«Tenemos que demostrar que la democracia sigue funcionado, que nuestro gobierno puede cumplir con la gente», expresó el cuadragésimo sexto presidente de Estados Unidos. En otras palabras, un régimen democrático con elecciones periódicas, pero con una visión miope, sin una inversión en las personas y sin un Estado robusto representativo e incluyente que atienda las necesidades de las clases medias y trabajadoras, conlleva el riesgo del surgimiento de líderes de corte autoritario. Lo vimos con Trump y lo vemos ahora cada vez más expandido en América Latina, particularmente en el norte de Centroamérica.
Los ciudadanos, hartos de promesas electorales mientras pierden sus empleos, ven sus bolsillos achicarse, escasas oportunidades para sus familias y pocas posibilidades de mejorar su calidad de vida y la de sus comunidades. Así, tienden a alinearse con candidatos que dividen a la población con discursos demagógicos y que buscan culpables donde no los hay. La labor de Biden en los próximos meses es seguir convenciendo a los congresistas en Washington de la necesidad de aprobar paquetes económicos que ayuden con la infraestructura física y reconstituyan el tejido social para mantener el equilibrio entre los bienes públicos y el mercado, de tal modo que se reviertan cuatro décadas de confianza ciega en los mercados y en un capitalismo que, cada vez más desregulado, exacerba disparidades raciales e inequidades sociales hoy visibles por la pandemia. La economía del derrame no funcionó, como admitió Biden. Solo para una mínima fracción de la población que concentró la riqueza. Pero no funcionó para la gente. Tampoco para la gobernanza ni para la democracia.
Sin embargo, este renovado llamado a la democracia y al estado de bienestar pareciera llegar al Istmo a destiempo, al igual que la transición a la democracia emprendida hace más de 30 años en la región. Sucede que, cuando estos países empezaban a transitar de regímenes militares y sanguinarios a democracias y a firmar la paz, al mismo tiempo se toparon con los dictados del consenso de Washington. Las recetas neoliberales privatizadoras debilitaron precisamente las instituciones y los bienes públicos necesarios que habrían evitado lo que tres décadas después vemos en la región: desigualdades, corrupción, narco-Estados, migraciones, falta de Estados fuertes que logren mitigar los desastres naturales y la crisis sanitaria de la covid-19, que azotó de forma brutal en 2020.
En Centroamérica, la democracia se encuentra en cuidados intensivos. Difícilmente sobrevivirá sin que los ciudadanos y la presión internacional así lo demanden, por las buenas o por las malas.
De tal suerte, hoy una nueva administración debe reajustar el timón para atajar otra vez los problemas que no lograron resolverse en tres décadas de democracia formal, los mismos que estuvieron en el origen de las guerras civiles en la región, solo que esta vez los actores con quienes debe lidiar son Gobiernos civiles pero aliados, como en el pasado, y élites político-empresariales que en este nuevo escenario están en comunión para financiar ya no guerras fratricidas, sino regímenes a su medida —así sean autoritarios, criminales y corruptos—, de modo que sigan preservando sus privilegios corporativos y familiares.
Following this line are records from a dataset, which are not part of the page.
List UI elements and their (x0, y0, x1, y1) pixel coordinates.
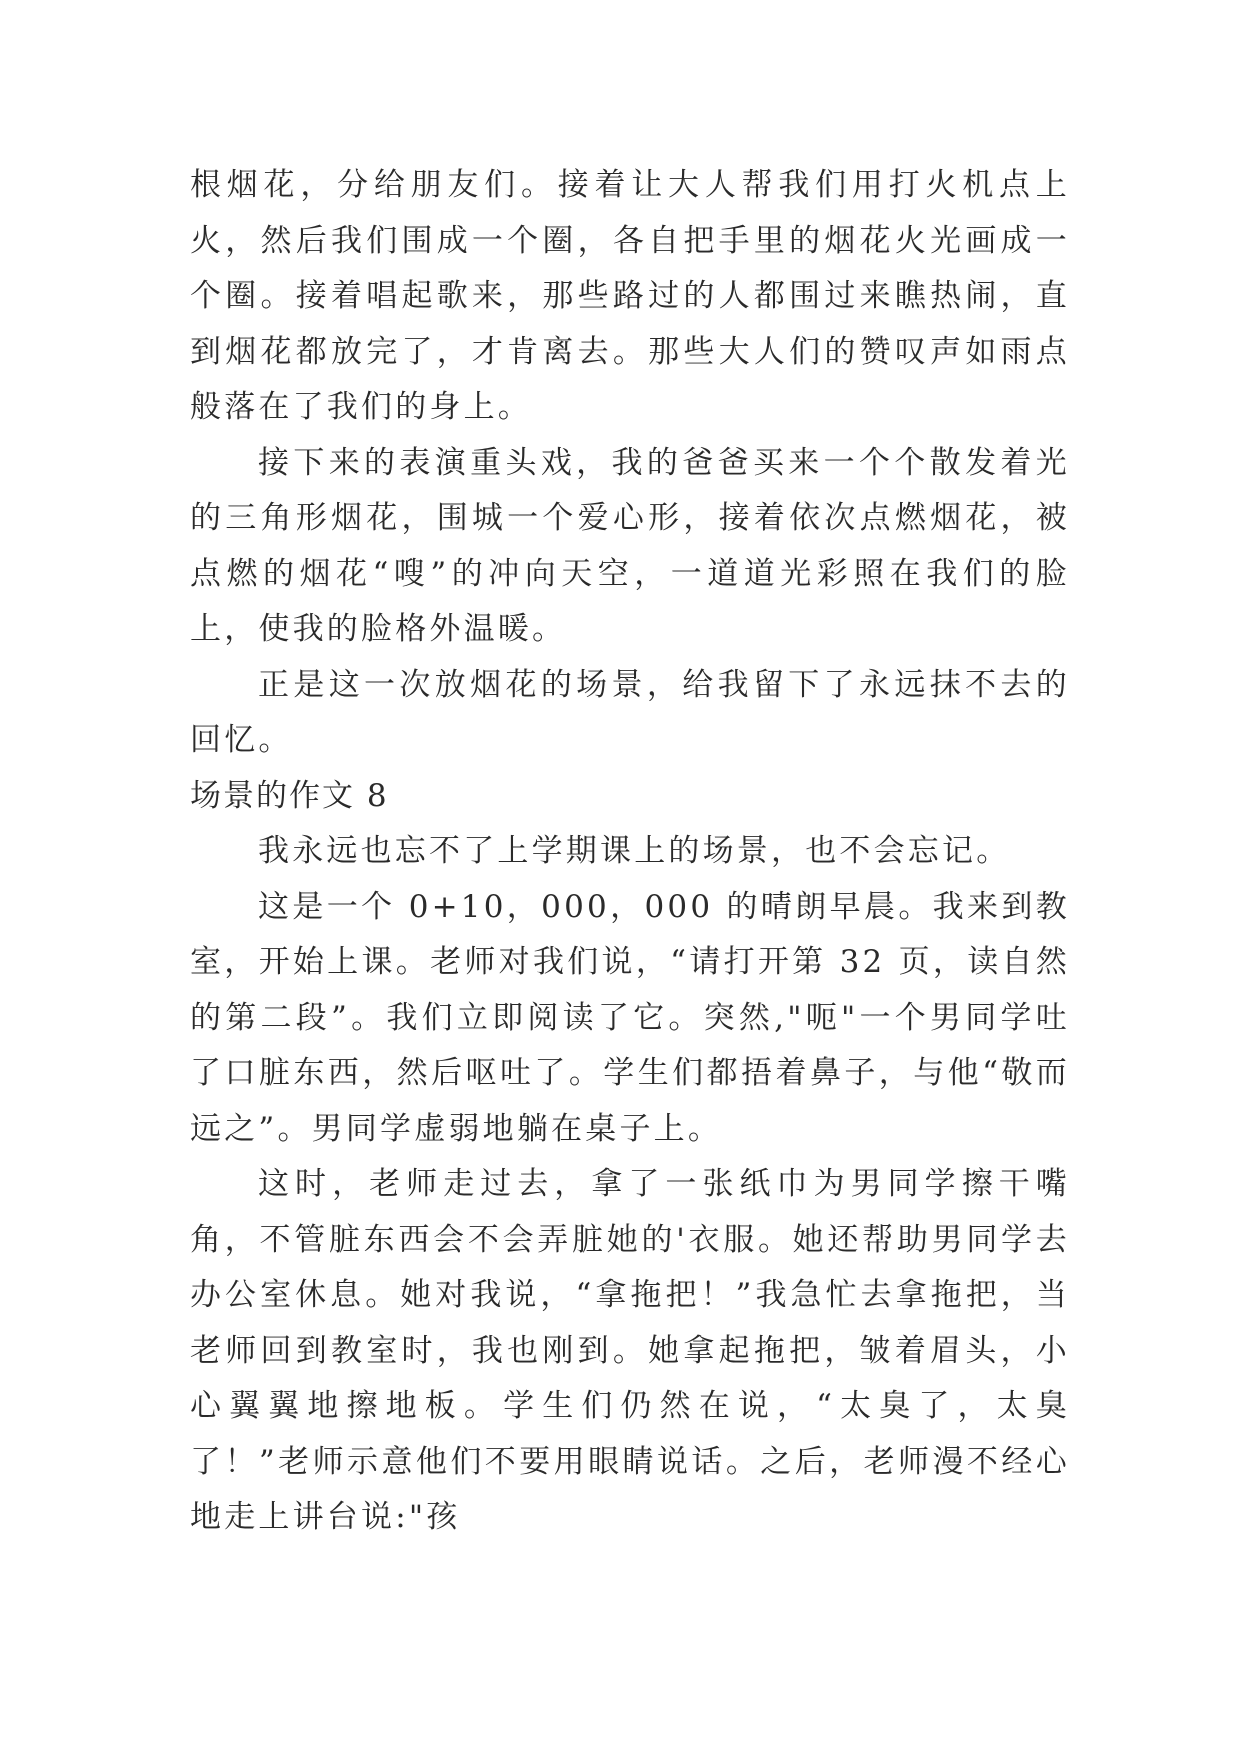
essay-heading: 场景的作文 8 (190, 777, 389, 814)
paragraph-fireworks-circle: 根烟花，分给朋友们。接着让大人帮我们用打火机点上火，然后我们围成一个圈，各自把手里的烟花火光画成一个圈。接着唱起歌来，那些路过的人都围过来瞧热闹，直到烟花都放完了，才肯离去。那些大人们的赞叹声如雨点般落在了我们的身上。 (190, 167, 1070, 425)
paragraph-classroom-intro: 我永远也忘不了上学期课上的场景，也不会忘记。 (258, 833, 1011, 869)
document-body (190, 158, 1070, 1546)
paragraph-heart-fireworks: 接下来的表演重头戏，我的爸爸买来一个个散发着光的三角形烟花，围城一个爱心形，接着依次点燃烟花，被点燃的烟花“嗖”的冲向天空，一道道光彩照在我们的脸上，使我的脸格外温暖。 (190, 444, 1070, 647)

Allí está el presidente Bukele en El Salvador, aparentemente limpiando la casa, pero atentando contra la democracia y contraviniendo el Estado de derecho a sus anchas. O el presidente Hernández en Honduras, un narcopresidente que pocas esperanzas ofrece a millares de sus ciudadanos que huyen desesperados hacia el norte. Y qué decir de un Giammattei en Guatemala cuyas alianzas partidarias en el Congreso han servido de eslabón para sellar el llamado pacto de corruptos y desahuciar el sistema de justicia y los contrapesos en el país.
En Centroamérica, la democracia se encuentra en cuidados intensivos. Difícilmente sobrevivirá sin que los ciudadanos y la presión internacional así lo demanden, por las buenas o por las malas. Y aunque Biden haya anunciado que «Estados Unidos está de nuevo en marcha» a unas cuantas semanas de la visita de la vicepresidenta Kamala Harris a Guatemala, cuesta imaginar cómo la encargada especial convertirá «la crisis en oportunidad» y «el retroceso en fuerza» en este su patio trasero.